„Was hast du denn für blöde Klamotten an!“
Misserfolge fördern die Gewaltbereitschaft
Fragt man nach den Ursachen von Gewalt an Schulen, spielt nach Meinung des ehemaligen Schulpsychologiedirektors die persönliche Leistung von Schülerinnen und Schülern eine große Rolle: „Wenn sie über Jahre keinerlei Erfolgserlebnisse in der Schule haben, suchen sie sich Bereiche, in denen sie erfolgreich sind. Gehöre ich in meiner Klasse zu den Schlechtesten, bin ich vielleicht der Star in meiner Jugendgang, wenn ich jemanden verprügelt habe.“ Das Klischee des gewaltbereiten Migrantenkindes stimmt seiner Ansicht nach nicht. „Der Migrationshintergrund alleine ist kein Grund für Gewalttätigkeit. An deutschen Schulen gibt es Schüler, deren Eltern aus anderen Ländern kommen und trotzdem Spitzenleistungen bringen“, so der Experte. Das Problem liegt seiner Meinung nach eher bei der sozialen Schicht: „Wenn ich Arbeitslosigkeit schon durch mein Elternhaus kenne und ich weiß, dass ich keinen Schulabschluss schaffe, dann ist mit oft alles egal. Dann kann ich mich auf der Straße und eben auch auf dem Schulhof bewähren.“ Auch wenn Kinder und Jugendliche durch die Eltern oder die Geschwister mit Gewaltbereitschaft vertraut sind, steigt das Aggressionspotential. Zusätzlich zum sozialen Umfeld spielt auch die Persönlichkeit eine Rolle. So neigen nach Aussage Seifrieds Kinder und Jugendliche häufiger zu Gewalt, wenn sie selber ängstlich sind: „Sie kompensieren ihre Unsicherheit und die eigenen Ängste, indem sie in der Gruppe agieren. Hier spüren sie plötzlich Macht und Anerkennung, wenn sie gemeinsam auf jemanden losgehen.“
Opfer schützen und Täter integrieren
Kommt es zu Gewalt an Schulen, sollten Lehrerinnen und Lehrer, aber auch die Schulleitung schnell und entschieden reagieren. Denn die Kinder und Jugendlichen müssen merken, dass das Problem ernst genommen wird und solche Auseinandersetzungen nicht geduldet sind. So sollte zum einen sichergestellt sein, dass das Opfer künftig vor weiteren Angriffen geschützt ist. Auf der anderen Seite muss versucht werden, den Täter nicht einfach nur zu bestrafen, sondern auch wieder in die soziale Gemeinschaft zu integrieren diesem und eine zweite Chance zu geben. Viel wichtiger als den Täter zu versetzen ist nach seiner Meinung ein Täter-Opfer-Ausgleich.
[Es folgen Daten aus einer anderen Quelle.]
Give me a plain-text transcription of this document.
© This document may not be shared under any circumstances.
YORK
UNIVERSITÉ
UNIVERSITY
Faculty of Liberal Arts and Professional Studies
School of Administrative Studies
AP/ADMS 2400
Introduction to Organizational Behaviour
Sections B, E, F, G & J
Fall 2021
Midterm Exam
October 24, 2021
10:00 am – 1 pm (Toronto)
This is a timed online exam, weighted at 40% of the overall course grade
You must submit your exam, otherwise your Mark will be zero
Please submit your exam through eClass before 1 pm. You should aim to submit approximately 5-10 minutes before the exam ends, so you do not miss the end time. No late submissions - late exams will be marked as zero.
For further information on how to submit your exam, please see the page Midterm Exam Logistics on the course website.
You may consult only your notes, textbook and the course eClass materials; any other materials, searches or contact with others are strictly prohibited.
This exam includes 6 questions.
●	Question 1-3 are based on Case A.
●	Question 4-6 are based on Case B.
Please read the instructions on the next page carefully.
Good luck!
Handelt es sich beispielsweise um einen Mobbingvorfall im Internet, muss sich der Täter dort beim Opfer entschuldigen. Aus pädagogischer Sicht geht es beim Täter-Opfer-Ausgleich darum, einen Fehler einzugestehen und zu versuchen, diesen ein Stück weit wieder gutzumachen. „Das ist sehr viel wichtiger als ein Klassen- oder Schulverweis. Kinder und Jugendliche sind nicht so nachtragend wie Erwachsene. Eigentlich sind sie froh, wenn sich jemand entschuldigt. Dabei muss es sich aber um eine ehrliche Entschuldigung handeln“, führt Seifried weiter aus. Vor allem in schwereren Fällen von Gewalt fühlen sich Lehrerinnen und Lehrer häufig überfordert. Daher rät der Experte dazu, sich bei Bedarf Hilfe bei der Schulleitung und den Schulpsychologen bzw. den schulpsychologischen Beratungsstellen zu suchen. Zudem besteht immer die Möglichkeit, einen Präventionsbeauftragten der Polizei hinzuzuziehen. Diese können die betroffenen Lehrerinnen und Lehrer ausführlich zum Thema informieren und beraten. „Zudem hat es meist eine große Wirkung auf die Kinder und Jugendlichen, wenn Polizisten in Uniformen in die Klasse kommen und zum Beispiel an einer Klassenkonferenz teilnehmen, die aufgrund einer solchen Problemsituation einberufen wurde“, fügt Seifried hinzu.